The idea behind novel single-cell RNA sequencing (scRNA-seq) pipelines is to isolate single cells through microfluidic approaches and generating sequencing libraries in which the transcripts are tagged to track their cell of origin. Modern scRNA-seq platforms are capable of analysing from 500 to 20,000 cells in each run. Then, combined with massive high-throughput sequencing producing billions of reads, scRNA-seq allows the assessment of fundamental biological properties of cells populations and biological systems at unprecedented resolution.

Single-cell pipeline

A typical pipeline for single-cell transcriptomic data analysis can be broadly divided into two main parts: the creation of the count matrix, performed according to the adopted single-cell experimental technology and the used sequencing approach, and its statistical analysis, usually using ad-hoc developed software in Python or R.

Considering a typical 10x Genomics experiment followed by an Illumina Novaseq sequencing, the first part of the pipeline will be performed using a tool called CellRanger. In particular, this part of the analysis will consist in two steps: the creation of the fastq files (the raw sequences of the four bases) from the flowcell provided in output by the sequencer and the alignment of the reads against the reference genome, in order to find for each gene how many reads have been captured.

The Seurat R package is then used to load data into the R environment and to perform some preliminary operations (such as outlier filtering, normalisation and dimensionality reduction) and clustering, identifying marker genes for each cluster by comparing the expression profile of the cells inside the cluster with all the other cells (see also this post).

Finally, the SingleR package is used to identify the type of each cell (such as Blood Cell, Bone Cell, and Stem Cell) in an unbiased way, leveraging reference transcriptomic datasets of pure cell types to infer the identity of every single cell independently.

The first two steps of the pipeline, related to the creation of the count matrix, have much higher requirements in terms of computing power. Typically, a significant speedup can be appreciated until up to 32 cores and 128GB of memory. Conversely, R packages are not able to fully exploit a such high level of parallelism, resulting in a waste of HPC resources.

StreamFlow application

In such context, StreamFlow has been leveraged to execute the workflow on top of an hybrid cloud-HPC environment without modifying the original codebase. In particular, CellRanger computations have been performed on the C3S HPC facility at Università di Torino, while the remaining steps have been offloaded to a Kubernetes instance running on top of the GARR cloud infrastructure.

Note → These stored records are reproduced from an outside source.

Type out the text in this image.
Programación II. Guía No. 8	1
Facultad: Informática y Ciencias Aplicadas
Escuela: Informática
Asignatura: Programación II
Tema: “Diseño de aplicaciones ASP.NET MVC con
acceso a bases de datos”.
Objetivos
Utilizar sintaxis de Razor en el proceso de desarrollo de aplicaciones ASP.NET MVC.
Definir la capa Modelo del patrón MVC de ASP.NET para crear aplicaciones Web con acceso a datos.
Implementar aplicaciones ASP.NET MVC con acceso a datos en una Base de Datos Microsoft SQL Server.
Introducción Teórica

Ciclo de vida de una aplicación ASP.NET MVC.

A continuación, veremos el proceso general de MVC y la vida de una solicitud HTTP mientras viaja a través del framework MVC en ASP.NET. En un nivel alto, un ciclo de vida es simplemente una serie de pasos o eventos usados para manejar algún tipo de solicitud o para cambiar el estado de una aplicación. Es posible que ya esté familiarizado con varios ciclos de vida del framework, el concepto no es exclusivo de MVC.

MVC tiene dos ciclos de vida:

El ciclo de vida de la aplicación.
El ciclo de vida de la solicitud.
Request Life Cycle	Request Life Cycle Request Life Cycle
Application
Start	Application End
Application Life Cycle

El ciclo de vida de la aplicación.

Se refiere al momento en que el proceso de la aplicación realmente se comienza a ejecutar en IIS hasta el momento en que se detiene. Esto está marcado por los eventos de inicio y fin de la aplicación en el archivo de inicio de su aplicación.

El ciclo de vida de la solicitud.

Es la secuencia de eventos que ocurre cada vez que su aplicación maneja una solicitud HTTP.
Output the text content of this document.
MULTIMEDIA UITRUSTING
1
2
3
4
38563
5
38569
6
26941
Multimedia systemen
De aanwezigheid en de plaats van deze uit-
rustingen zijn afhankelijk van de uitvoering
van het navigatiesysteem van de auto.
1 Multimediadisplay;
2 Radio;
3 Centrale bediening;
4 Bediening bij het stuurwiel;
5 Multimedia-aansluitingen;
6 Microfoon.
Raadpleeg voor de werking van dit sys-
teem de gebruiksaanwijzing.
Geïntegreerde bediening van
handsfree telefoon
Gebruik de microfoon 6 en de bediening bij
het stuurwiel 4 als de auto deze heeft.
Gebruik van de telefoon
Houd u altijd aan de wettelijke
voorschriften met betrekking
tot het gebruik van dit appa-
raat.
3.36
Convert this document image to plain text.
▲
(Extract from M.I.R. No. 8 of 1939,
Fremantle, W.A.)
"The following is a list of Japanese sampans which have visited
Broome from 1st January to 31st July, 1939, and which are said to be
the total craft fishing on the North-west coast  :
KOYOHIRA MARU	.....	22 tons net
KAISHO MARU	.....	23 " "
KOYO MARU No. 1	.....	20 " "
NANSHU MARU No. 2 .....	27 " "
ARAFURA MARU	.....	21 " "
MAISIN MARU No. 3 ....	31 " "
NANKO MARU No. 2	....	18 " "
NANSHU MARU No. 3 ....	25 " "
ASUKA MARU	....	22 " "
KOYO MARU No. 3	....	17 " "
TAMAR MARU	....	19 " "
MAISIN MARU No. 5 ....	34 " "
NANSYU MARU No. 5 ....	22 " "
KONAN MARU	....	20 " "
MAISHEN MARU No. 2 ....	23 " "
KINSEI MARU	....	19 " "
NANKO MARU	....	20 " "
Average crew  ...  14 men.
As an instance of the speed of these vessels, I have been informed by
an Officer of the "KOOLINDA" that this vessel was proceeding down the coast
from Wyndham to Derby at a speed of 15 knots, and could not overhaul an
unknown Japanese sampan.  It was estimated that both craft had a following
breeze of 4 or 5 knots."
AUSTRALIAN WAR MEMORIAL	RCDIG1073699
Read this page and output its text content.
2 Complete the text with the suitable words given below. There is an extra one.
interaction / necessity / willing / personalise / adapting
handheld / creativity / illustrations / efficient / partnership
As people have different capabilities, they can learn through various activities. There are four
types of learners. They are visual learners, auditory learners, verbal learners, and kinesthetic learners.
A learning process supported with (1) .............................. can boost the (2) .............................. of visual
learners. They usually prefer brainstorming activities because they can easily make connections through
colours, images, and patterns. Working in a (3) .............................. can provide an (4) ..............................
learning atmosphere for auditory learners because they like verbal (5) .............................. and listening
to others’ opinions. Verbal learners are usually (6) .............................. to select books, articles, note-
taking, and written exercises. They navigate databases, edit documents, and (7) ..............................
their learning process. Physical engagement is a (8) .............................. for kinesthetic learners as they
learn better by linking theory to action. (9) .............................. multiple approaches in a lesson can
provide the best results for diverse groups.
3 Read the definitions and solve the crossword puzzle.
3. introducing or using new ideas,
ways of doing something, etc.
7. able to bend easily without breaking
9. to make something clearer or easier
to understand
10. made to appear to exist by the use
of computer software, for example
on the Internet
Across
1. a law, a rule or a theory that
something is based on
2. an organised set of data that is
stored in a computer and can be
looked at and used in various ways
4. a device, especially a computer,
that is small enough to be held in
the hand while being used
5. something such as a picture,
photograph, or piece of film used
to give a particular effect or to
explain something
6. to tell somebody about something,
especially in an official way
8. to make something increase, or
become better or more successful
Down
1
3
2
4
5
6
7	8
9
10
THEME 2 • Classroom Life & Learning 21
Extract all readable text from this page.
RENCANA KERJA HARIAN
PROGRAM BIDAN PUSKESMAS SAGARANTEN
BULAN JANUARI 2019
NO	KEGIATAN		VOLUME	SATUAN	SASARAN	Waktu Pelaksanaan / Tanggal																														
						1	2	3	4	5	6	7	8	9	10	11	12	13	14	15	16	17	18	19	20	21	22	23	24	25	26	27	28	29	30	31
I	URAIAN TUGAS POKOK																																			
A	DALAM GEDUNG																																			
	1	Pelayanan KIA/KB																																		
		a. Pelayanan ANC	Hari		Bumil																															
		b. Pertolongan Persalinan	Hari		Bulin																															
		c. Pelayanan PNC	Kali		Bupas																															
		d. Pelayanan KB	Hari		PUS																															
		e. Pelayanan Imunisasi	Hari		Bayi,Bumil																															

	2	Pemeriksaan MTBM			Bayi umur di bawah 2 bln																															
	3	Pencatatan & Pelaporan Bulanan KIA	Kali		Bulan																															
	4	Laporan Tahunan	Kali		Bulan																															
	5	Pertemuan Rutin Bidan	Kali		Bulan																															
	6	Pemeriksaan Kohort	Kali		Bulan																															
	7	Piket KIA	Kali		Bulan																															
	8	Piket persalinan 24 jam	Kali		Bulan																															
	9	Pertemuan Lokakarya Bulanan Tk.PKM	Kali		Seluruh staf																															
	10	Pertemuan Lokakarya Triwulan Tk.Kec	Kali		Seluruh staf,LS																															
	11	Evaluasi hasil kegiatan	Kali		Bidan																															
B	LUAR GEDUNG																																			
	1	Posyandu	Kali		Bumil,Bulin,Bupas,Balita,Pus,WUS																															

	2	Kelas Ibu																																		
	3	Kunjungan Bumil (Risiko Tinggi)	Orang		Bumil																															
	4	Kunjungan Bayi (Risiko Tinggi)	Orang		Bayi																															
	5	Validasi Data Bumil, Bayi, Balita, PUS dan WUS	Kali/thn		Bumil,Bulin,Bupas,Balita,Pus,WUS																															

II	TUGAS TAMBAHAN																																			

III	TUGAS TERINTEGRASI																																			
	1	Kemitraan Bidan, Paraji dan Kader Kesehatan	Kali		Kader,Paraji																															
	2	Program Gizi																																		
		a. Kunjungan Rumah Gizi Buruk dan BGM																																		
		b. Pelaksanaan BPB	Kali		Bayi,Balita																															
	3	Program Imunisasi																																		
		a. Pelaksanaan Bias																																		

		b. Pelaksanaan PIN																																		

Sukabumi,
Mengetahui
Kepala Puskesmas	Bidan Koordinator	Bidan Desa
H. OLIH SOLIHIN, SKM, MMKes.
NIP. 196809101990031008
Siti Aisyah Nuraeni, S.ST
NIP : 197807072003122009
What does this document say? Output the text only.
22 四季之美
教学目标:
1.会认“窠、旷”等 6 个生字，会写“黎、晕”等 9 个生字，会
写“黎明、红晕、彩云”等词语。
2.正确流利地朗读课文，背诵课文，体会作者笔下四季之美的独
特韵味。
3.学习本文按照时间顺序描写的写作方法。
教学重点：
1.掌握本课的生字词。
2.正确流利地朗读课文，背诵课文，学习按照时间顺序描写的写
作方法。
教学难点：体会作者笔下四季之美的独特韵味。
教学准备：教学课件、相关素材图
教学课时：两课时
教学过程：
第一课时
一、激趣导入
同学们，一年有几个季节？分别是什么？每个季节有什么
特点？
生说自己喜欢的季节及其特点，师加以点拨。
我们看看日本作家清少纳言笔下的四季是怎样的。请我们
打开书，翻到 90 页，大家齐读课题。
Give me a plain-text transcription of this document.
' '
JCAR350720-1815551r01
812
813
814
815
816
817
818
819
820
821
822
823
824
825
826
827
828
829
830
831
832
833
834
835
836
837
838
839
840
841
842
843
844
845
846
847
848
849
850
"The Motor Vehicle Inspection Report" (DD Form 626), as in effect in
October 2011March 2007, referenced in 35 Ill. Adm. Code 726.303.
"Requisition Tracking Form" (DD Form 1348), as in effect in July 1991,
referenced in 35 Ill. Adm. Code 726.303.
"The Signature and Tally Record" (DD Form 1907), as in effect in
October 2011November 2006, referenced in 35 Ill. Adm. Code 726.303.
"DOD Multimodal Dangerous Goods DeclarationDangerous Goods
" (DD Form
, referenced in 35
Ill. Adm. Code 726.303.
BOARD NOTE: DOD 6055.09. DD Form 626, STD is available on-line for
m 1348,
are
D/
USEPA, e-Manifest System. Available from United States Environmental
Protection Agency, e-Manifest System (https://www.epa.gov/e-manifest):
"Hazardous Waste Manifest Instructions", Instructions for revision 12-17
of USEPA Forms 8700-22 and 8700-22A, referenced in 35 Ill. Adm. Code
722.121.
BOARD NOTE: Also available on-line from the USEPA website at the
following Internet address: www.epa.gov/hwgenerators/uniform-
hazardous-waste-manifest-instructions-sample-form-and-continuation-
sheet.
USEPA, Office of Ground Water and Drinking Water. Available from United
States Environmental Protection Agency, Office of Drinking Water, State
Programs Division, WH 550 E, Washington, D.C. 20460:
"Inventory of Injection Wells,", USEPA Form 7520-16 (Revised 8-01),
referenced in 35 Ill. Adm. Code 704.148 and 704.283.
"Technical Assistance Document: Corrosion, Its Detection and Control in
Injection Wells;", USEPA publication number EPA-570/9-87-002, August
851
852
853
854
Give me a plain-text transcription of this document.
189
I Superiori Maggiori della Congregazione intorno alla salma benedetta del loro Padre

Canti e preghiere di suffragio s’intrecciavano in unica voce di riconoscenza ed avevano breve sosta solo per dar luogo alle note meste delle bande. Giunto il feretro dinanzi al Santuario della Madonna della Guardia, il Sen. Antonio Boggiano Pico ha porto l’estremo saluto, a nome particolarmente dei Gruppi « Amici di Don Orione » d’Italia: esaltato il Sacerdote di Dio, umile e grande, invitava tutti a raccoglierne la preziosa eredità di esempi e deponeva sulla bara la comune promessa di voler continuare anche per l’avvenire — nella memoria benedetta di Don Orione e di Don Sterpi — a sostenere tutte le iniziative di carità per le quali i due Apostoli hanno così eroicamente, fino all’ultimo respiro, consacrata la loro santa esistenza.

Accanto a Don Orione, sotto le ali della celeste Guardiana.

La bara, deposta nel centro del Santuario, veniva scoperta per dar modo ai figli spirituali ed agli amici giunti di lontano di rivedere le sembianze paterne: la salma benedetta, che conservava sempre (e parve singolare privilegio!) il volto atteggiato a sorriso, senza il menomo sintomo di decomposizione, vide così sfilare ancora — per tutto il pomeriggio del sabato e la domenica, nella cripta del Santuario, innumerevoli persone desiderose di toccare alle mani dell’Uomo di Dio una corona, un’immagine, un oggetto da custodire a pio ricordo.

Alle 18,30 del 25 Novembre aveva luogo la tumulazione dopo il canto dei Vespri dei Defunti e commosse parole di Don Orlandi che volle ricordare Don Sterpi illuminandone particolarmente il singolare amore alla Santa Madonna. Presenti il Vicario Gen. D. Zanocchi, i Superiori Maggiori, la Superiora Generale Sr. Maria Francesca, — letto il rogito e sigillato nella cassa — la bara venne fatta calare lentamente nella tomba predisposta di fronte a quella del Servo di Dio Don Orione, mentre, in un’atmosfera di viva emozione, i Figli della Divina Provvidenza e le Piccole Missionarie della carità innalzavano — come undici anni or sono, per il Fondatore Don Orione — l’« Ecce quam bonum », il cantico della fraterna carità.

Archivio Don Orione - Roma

The total execution time of the workflow on top of such hybrid infrastructure is comparable with a full-HPC execution, demonstrating how the StreamFlow approach can be beneficial to obtain a more efficient resource allocation without significant performance drops.

I. Colonnelli, B. Cantalupo, I. Merelli and M. Aldinucci, “StreamFlow: cross-breeding cloud with HPC,” in IEEE Transactions on Emerging Topics in Computing, vol. 9, iss. 4, p. 1723-1737, 2021. doi: 10.1109/TETC.2020.3019202.